Overall, these failure cases indicate that the proposed model performs reliably on dominant semantic regions but remains less robust for small objects, thin structures, and boundary-sensitive areas. In addition, visually or semantically similar categories are more likely to be confused, especially in cluttered indoor scenes. The predictions also exhibit a tendency toward over-smoothing in challenging regions, reflecting a trade-off between global semantic coherence and spatial precision. These observations highlight that, despite promising open-vocabulary segmentation capability, model still has limited fine-grained discrimination ability in complex scene parsing. Future improvements may focus on enhancing category separation in the shared embedding space, strengthening multi-scale representation for small objects and thin structures, and improving boundary-aware prediction under ambiguous visual conditions.
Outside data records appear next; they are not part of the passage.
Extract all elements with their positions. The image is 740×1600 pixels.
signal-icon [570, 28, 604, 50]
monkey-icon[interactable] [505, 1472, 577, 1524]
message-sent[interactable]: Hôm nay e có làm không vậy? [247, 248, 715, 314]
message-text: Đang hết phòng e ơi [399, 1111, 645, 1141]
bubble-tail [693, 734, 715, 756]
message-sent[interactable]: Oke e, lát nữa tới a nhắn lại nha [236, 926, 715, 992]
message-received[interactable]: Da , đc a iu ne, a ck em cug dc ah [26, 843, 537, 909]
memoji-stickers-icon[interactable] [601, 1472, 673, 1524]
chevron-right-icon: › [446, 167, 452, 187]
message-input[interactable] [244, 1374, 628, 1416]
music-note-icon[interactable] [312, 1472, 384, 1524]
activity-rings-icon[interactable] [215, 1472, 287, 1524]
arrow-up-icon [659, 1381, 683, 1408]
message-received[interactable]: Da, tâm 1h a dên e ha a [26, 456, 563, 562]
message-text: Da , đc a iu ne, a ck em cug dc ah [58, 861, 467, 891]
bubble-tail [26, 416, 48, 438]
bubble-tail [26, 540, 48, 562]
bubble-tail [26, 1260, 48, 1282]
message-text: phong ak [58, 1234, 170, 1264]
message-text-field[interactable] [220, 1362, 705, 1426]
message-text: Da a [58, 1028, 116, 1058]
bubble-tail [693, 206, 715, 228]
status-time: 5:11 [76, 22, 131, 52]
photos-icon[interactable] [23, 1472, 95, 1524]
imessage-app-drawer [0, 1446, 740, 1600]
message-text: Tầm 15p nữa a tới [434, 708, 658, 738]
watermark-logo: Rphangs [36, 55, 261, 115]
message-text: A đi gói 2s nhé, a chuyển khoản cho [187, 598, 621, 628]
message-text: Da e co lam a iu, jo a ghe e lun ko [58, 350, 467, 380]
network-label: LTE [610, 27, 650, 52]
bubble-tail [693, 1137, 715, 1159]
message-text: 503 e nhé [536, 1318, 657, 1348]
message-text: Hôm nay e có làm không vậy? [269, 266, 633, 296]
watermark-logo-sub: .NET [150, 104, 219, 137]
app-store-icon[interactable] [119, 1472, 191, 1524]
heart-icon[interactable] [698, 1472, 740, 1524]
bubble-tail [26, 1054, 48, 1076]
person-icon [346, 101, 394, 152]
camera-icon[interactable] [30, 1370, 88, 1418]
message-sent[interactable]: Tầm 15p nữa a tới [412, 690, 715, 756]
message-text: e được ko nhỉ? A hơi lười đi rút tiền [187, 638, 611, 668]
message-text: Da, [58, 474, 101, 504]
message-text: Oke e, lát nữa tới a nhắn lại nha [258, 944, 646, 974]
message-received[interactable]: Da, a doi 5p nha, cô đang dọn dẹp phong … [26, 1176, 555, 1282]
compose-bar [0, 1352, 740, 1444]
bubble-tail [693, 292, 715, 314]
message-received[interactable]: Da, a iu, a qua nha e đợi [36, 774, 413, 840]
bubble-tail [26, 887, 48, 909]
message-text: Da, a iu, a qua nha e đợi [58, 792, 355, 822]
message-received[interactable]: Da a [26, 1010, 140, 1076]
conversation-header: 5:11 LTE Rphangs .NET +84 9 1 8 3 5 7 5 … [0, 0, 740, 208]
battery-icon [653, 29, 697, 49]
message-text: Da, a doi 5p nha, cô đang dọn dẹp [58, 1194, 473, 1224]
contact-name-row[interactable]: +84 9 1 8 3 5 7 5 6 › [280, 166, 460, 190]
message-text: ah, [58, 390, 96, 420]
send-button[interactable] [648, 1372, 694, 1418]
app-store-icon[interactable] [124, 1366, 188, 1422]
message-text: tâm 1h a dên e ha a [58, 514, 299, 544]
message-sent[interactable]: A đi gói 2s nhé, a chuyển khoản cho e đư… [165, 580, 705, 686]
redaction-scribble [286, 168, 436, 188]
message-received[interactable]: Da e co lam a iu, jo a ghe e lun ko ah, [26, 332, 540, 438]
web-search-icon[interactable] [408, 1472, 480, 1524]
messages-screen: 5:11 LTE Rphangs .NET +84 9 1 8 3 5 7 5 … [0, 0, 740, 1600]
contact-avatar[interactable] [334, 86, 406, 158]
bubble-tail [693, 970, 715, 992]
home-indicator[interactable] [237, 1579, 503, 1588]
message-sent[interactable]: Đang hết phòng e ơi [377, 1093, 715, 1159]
Appendix D Additional Qualitative Results

We present additional qualitative results on three datasets: ADE20K (Zhou et al., 2019), Cityscapes (Cordts et al., 2016) and COCO-Stuff (Caesar et al., 2018), as shown in Figs. 4 to 6. In Fig. 4, our method effectively segments regions across diverse categories, demonstrating robustness in both simple and complex scenarios. Furthermore, Figs. 5 and 6 highlight the performance of our approach on challenging multi-object scenes from Cityscapes and COCO-Stuff. Notably, OVS-DINO achieves relatively accurate segmentation of multiple objects even in highly cluttered environments.